Schematic diagram of an improved version of the MISSA vectors as well as recombination reaction events based on these vectors. A, The main differences of the improved version of the donor vectors, pLC series and pRG series compared with the original ones (Fig. 2), are that two sorts of antibiotic resistance genes are used and the genes are inserted between the loxP and attL1/attR2 sites to enhance the selection efficiency of recombination clones. B and C, The recombination reactions are similar to those in Figure 2 except that different selection media are used for recombination clones. Two representative rounds of recombination are shown. Ap, Ampicillin; Cm, chloramphenicol; Glu, Glc; Gm, gentamycin; Kn, kanamycin. [See online article for color version of this figure.]

Figure 4.

Physical maps of original cloning donor vectors and recipient vectors. A, Original cloning donor vectors. The functional donor vectors can be acquired by replacing the stuff DNA (pUC_ori-ccdB cassette) on the cloning donor vectors pL/R-ccdB and pLC/RG-ccdB with functional DNA via transitional cut-and-ligate methods.

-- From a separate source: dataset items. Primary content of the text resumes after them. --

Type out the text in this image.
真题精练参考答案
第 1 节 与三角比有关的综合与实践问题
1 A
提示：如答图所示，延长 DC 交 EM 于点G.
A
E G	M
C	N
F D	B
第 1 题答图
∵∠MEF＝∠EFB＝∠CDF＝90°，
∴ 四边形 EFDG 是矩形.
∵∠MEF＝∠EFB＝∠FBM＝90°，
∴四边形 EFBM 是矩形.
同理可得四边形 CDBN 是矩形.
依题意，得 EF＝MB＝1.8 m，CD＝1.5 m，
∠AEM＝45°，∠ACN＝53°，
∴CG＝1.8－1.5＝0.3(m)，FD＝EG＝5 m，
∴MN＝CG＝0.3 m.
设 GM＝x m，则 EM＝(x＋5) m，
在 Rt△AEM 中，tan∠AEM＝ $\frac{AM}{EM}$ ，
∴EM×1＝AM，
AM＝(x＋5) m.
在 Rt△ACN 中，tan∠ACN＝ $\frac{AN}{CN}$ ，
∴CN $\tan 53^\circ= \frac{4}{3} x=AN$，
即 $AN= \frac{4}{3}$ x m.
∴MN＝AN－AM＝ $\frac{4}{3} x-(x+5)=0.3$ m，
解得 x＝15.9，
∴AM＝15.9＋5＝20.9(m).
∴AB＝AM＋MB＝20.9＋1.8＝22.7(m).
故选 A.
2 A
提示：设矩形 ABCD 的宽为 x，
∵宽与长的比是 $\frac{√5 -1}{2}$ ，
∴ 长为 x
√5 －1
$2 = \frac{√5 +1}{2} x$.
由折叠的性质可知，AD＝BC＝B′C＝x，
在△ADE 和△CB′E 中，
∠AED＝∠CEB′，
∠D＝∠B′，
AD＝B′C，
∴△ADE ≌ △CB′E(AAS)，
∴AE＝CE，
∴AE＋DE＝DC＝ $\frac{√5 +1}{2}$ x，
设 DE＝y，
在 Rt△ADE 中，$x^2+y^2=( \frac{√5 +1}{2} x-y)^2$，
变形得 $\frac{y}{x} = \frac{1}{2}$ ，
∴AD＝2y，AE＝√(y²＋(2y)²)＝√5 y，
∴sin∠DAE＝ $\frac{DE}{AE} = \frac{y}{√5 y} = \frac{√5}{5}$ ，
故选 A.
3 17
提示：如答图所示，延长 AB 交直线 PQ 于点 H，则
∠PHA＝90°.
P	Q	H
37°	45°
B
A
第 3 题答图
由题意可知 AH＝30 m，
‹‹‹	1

The pPcB/pPrcB vector can be used to obtain functional pL/R series of donor vectors with genes of interest via Gateway BP cloning. The cloning donor vectors are also compatible with TA cloning, and donor T vectors can be prepared by digestion with AhdI. Since the ccdB gene is lethal to most E. coli strains, including the donor strains used in this report, the donor vectors carrying the pUC_ori-ccdB cassette should be propagated in gyrA462 hosts such as DB3.1, in which the pUC origin from the pUC_ori-ccdB cassette is in charge of replication of the donor vectors. After the pUC_ori-ccdB cassette was replaced by genes, gene expression cassettes, or functional DNA elements, the functional donors without the pUC origin were propagated in BW23474 for cloning purposes or in BW20767 for conjugational transfer. T1 and T2, rrnB T1 and T2 transcription terminators; T7/SP6/M13-47/RV-M, universal sequencing primers. B, Recipient vectors. The only differences between the two TAC-derived and the two BIBAC-derived vectors are the positions and directions of the loxP and attR2 sites relative to the T-DNA borders. The key features of the original cloning donor vectors and their derivatives and recipient vectors are indicated under the physical maps.

Figure 5.

Phenotypes of transgenic Arabidopsis and expression levels of transgenes under normal and cold induction conditions. A, Structural features of the T-DNA region of pABA-oriT. The promoters used for each gene can be found in Table I. B, The phenotypes of three representative lines of the T2 generation are shown. The seeds of the wild type (WT; ecotype Columbia) and three transgenic lines were sown on MS agar plates, and the photographs were taken after the seeds germinated and grew for 7 d at 22°C under a 16-h/8-h light/dark cycle. The normal green seedlings in lines 5 and 6 were identified with the segregated wild type based on GUS staining. C to J, Real-time RT-PCR analysis of transcript levels of the T3 generation of transgenic seedlings under normal and cold induction conditions. The relative transcript level was calculated as fold difference from the Actin transcript level, which was used as the internal control; relative expression levels were calculated and normalized with respect to the genes expressed in the untreated wild type.